The fiasco in the Papua New Guinea Parliament reported this week in the media can only be summarised as an excercise of self-preservation by a Government who has lost control in upholding and maintaining the intergrity of the House of Parliament. Shame to the Speaker of Parilament Jeffery Nape and to Sir Michael Somare and his government! Below is what The Post Courier Editorial has reported [ PNG Post Courier. ]
Shameless Exercise in Self-Preservation!
It was a shameless exercise in self-preservation.
If the Government truly had the numbers, they would have let the Opposition motion of no-confidence be accepted and put to the ultimate test.
There is no visible excuse for the episode that enraged the Opposition members and many of the people in the public gallery.
It remains to be seen how the rest of Papua New Guinea takes the enforced holiday.
We would not be surprised if there is a major groundswell of resentment and disgust at what went on in the Haus Tambaran of the Waigani swamps.
The Government knew what was coming and did all it could to prevent it getting to the starting post, let alone letting the race be run.
People on both sides of politics are questioning the role of the office of the Speaker in this shambles of democratic practice.
The King of Morata is quoted accurately in yesterday’s report by our reporter, at first denying the motion of no-confidence had been accepted by his office, then conceding it had been.

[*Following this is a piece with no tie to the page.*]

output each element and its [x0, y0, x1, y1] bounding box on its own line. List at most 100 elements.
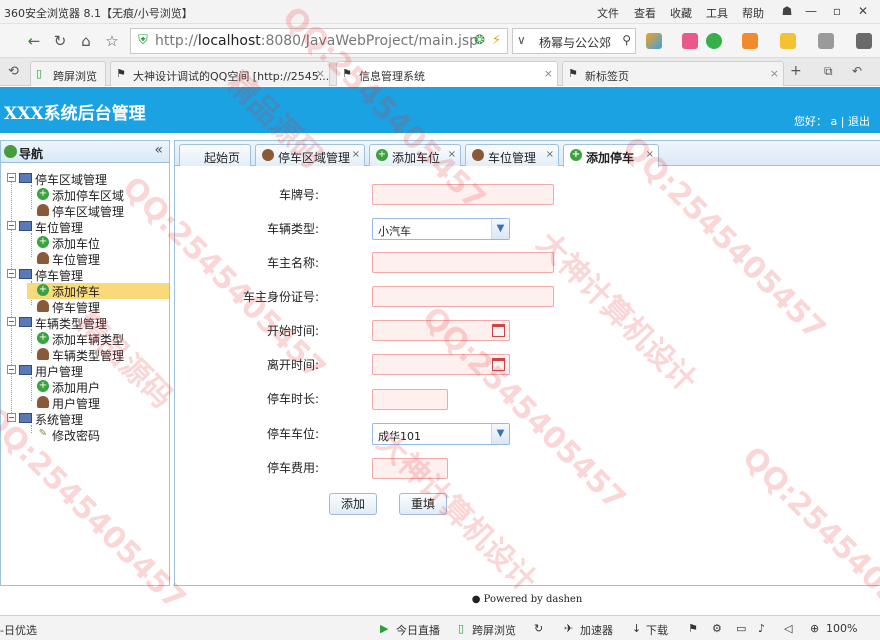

There was considerable talk in the power circles of Waigani yesterday about the to and fro of key brokers to negotiate the “acceptance’’ of the motion. Some of that talk was rather negative and cast a dim light on the democratic process.
Now we are faced with the prospect of a further four months without the opportunity for our 109 elected members of having some say in the running of the country.
Academic Dr Ray Anere believes the whole exercise in adjourning Parliament and refusing to take heed of the motion is a flaunting of the Constitution.
There is a little matter of the Constitution insisting on a minimum of 63 sitting days in a year. This matter has previously been the subject of court interpretation.
Opinion is that Parliament has only sat for 41 days and will find it hard to squeeze in another 22 days before the end of the 12 months to satisfy the lawyers.
In the meantime, the Government of Waigani will continue to rule by virtue of the “kitchen cabinet’’ of a handful of powerful ministers and have their way with important affairs of state, like the ExxonMobil liquefied gas project.
Shame on them and pity the people of PNG!